Regarding its London Southend Airport and Star Handling business, Esken said the outlook across the UK aviation sector for summer 2023 is increasingly positive, with many larger airports expected to be at or close to full capacity.

This is expected to result in an increased focus on the available peak time slots at London Southend Airport from next year onwards. The management team continues to engage actively with airline partners about future plans.

In January 2023, London Southend Airport secured a multi-year partnership agreement with easyJet to operate from the airport and announced it will operate a new route to Amsterdam. This will be the fourth destination easyJet serves from London Southend Airport, alongside Malaga, Majorca and Faro.

The addition of the new Amsterdam route, alongside increased frequencies to Faro means the airline will now operate up to 18 weekly departures this summer – a 30% increase compared with last summer. Flying is scheduled to start for the summer season on March 29, 2023.

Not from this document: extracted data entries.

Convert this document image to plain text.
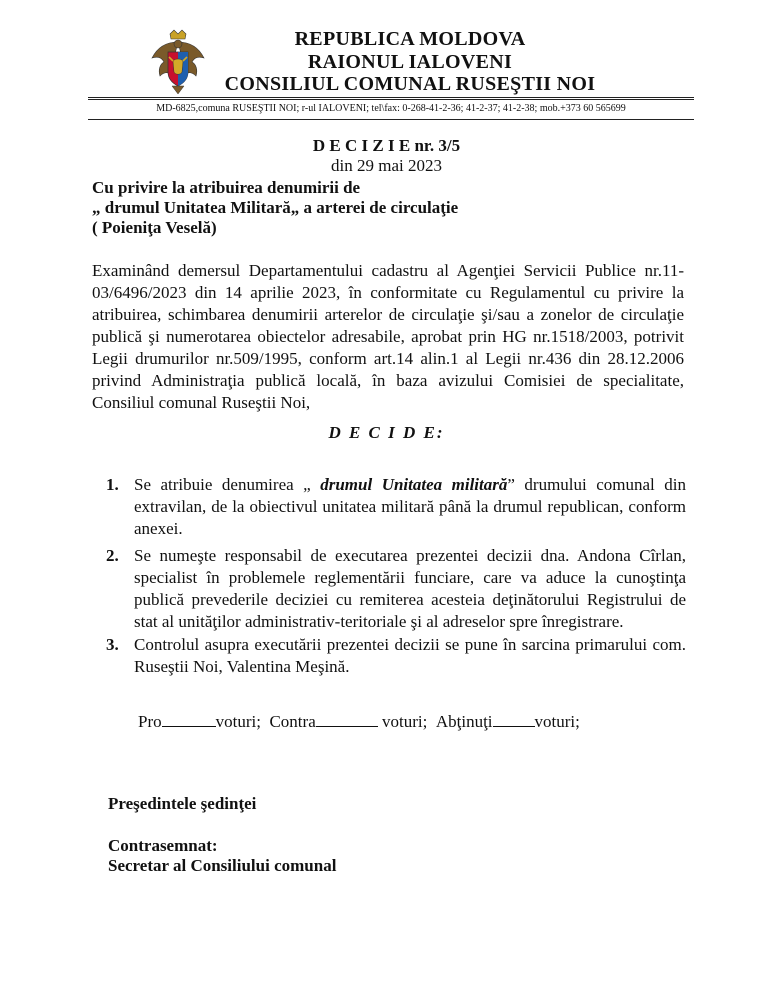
REPUBLICA MOLDOVA
RAIONUL IALOVENI
CONSILIUL COMUNAL RUSEŞTII NOI
MD-6825,comuna RUSEŞTII NOI; r-ul IALOVENI; tel\fax: 0-268-41-2-36; 41-2-37; 41-2-38; mob.+373 60 565699
D E C I Z I E nr. 3/5
din 29 mai 2023
Cu privire la atribuirea denumirii de
„ drumul Unitatea Militară„ a arterei de circulaţie
( Poieniţa Veselă)
Examinând demersul Departamentului cadastru al Agenţiei Servicii Publice nr.11-03/6496/2023 din 14 aprilie 2023, în conformitate cu Regulamentul cu privire la atribuirea, schimbarea denumirii arterelor de circulaţie şi/sau a zonelor de circulaţie publică şi numerotarea obiectelor adresabile, aprobat prin HG nr.1518/2003, potrivit Legii drumurilor nr.509/1995, conform art.14 alin.1 al Legii nr.436 din 28.12.2006 privind Administraţia publică locală, în baza avizului Comisiei de specialitate, Consiliul comunal Ruseştii Noi,
D E C I D E:
1. Se atribuie denumirea „ drumul Unitatea militară” drumului comunal din extravilan, de la obiectivul unitatea militară până la drumul republican, conform anexei.
2. Se numeşte responsabil de executarea prezentei decizii dna. Andona Cîrlan, specialist în problemele reglementării funciare, care va aduce la cunoştinţa publică prevederile deciziei cu remiterea acesteia deţinătorului Registrului de stat al unităţilor administrativ-teritoriale şi al adreselor spre înregistrare.
3. Controlul asupra executării prezentei decizii se pune în sarcina primarului com. Ruseştii Noi, Valentina Meşină.
Pro	voturi; Contra	voturi; Abţinuţi voturi;
Preşedintele şedinţei
Contrasemnat:
Secretar al Consiliului comunal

London Southend Airport continues to manage its cost base to match activity levels while identifying ancillary sources of revenue. The airport has hosted a number of TV and advertising projects and is also supporting a new logistics partner on a temporary basis from January 8, through to March 25, 2023.

Star Handling is also continuing its recovery post pandemic, and its reputation for excellent customer service resulted in a renewed mandate at Manchester Airport with SAS – Scandinavian Airlines. In addition, Star Handling won a new mandate with TAP Air Portugal to service the airlines’ needs at Manchester Airport and has a pipeline of further near term new business mandates.

At the year end the group had returned four of the eight leased planes to the lessors where it had continuing lease obligations and the remaining four are on track to be returned over the period to September 2023. The costs incurred on handback maintenance and residual lease payments have been within the provisions made.

Esken had unrestricted cash of around £49m at close of February 28, 2023, and the group’s headroom is tracking in line with management expectations.

In June, 2018, the then Stobart Group said it had removed chief executive, Andrew Tinkler, which began a long-running and costly legal battle between the two parties.

Then, in May 2020, the firm announced it had sold the intellectual property rights to the Eddie Stobart and Stobart brand names for £10m to Eddie Stobart Logistics.

Early in 2021 the group announced it would change its name to Esken.